Procedura rapida di risoluzione, passo dopo passo
Quando appare “chiamata non disponibile”, agisci in modo sistematico. Primo, manda un messaggio al contatto per verificare che numero e dispositivo siano attivi. Secondo, cambia rete: dati mobili al posto del Wi‑Fi o un altro Wi‑Fi a 5 GHz. Terzo, riavvia il telefono e aggiorna l’app. Quarto, verifica permessi, risparmio energetico e “Non disturbare”. Quinto, se sei dietro reti aziendali o VPN, prova senza tunneling. Se nulla cambia, e probabile che sia un limite di privacy del destinatario o un disservizio temporaneo.

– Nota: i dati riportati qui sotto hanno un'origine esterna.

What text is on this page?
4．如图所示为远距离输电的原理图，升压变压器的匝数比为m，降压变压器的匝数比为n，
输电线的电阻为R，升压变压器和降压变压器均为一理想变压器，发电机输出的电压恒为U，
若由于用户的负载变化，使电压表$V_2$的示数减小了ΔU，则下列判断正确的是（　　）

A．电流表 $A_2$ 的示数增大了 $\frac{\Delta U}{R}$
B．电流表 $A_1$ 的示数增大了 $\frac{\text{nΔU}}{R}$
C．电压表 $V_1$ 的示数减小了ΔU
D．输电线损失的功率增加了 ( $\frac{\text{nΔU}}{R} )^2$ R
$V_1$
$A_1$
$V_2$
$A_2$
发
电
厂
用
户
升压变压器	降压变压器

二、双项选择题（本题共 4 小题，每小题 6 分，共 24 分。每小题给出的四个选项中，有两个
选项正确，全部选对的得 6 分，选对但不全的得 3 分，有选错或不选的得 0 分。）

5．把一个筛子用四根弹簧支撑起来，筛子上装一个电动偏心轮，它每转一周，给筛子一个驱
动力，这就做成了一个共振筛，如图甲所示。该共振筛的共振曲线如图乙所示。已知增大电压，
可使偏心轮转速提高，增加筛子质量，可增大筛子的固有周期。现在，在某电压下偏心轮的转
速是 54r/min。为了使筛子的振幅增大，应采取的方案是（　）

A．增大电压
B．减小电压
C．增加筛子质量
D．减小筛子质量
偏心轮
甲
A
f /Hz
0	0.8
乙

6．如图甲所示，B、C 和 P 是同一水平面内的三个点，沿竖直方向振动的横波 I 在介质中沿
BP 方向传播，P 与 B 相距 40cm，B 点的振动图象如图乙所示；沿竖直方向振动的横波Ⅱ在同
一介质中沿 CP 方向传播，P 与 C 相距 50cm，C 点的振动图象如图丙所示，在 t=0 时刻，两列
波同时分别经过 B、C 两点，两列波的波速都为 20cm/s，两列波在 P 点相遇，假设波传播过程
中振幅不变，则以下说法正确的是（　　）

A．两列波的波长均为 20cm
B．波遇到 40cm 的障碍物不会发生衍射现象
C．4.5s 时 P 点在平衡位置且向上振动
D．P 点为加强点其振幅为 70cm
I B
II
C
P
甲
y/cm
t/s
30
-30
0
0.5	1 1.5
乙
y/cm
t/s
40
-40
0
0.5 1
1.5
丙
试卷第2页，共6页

Il contesto tecnico gioca a tuo favore: il 5G continua ad espandersi e, secondo GSMA, ha superato 2 miliardi di connessioni a fine 2024 e progredisce nel 2026, mentre l’ITU segnala che tre persone su quattro sono online. Tuttavia, per voce di qualita servono parametri di rete adeguati: tieni la latenza bassa, limita il jitter e riduci la perdita di pacchetti. Se operi in contesti regolati, tieni presenti le indicazioni di organismi come ITU, FCC/USAC e GSMA, che fissano l’attenzione su prestazioni e disponibilita per i servizi realtime come il VoIP. ([gsma.com](https://www.gsma.com/solutions-and-impact/connectivity-for-good/mobile-economy/wp-content/uploads/2025/02/030325-The-Mobile-Economy-2025.pdf))
Checklist finale
- Invia un messaggio al contatto e chiedi di salvare il tuo numero.
- Cambia rete o passa a 5 GHz; evita Wi‑Fi pubblici saturi.
- Controlla privacy, blocchi e “Silenzia sconosciuti”.
- Aggiorna l’app, riavvia il dispositivo e verifica i permessi.
- Disattiva VPN/Proxy e prova fuori dalla rete aziendale.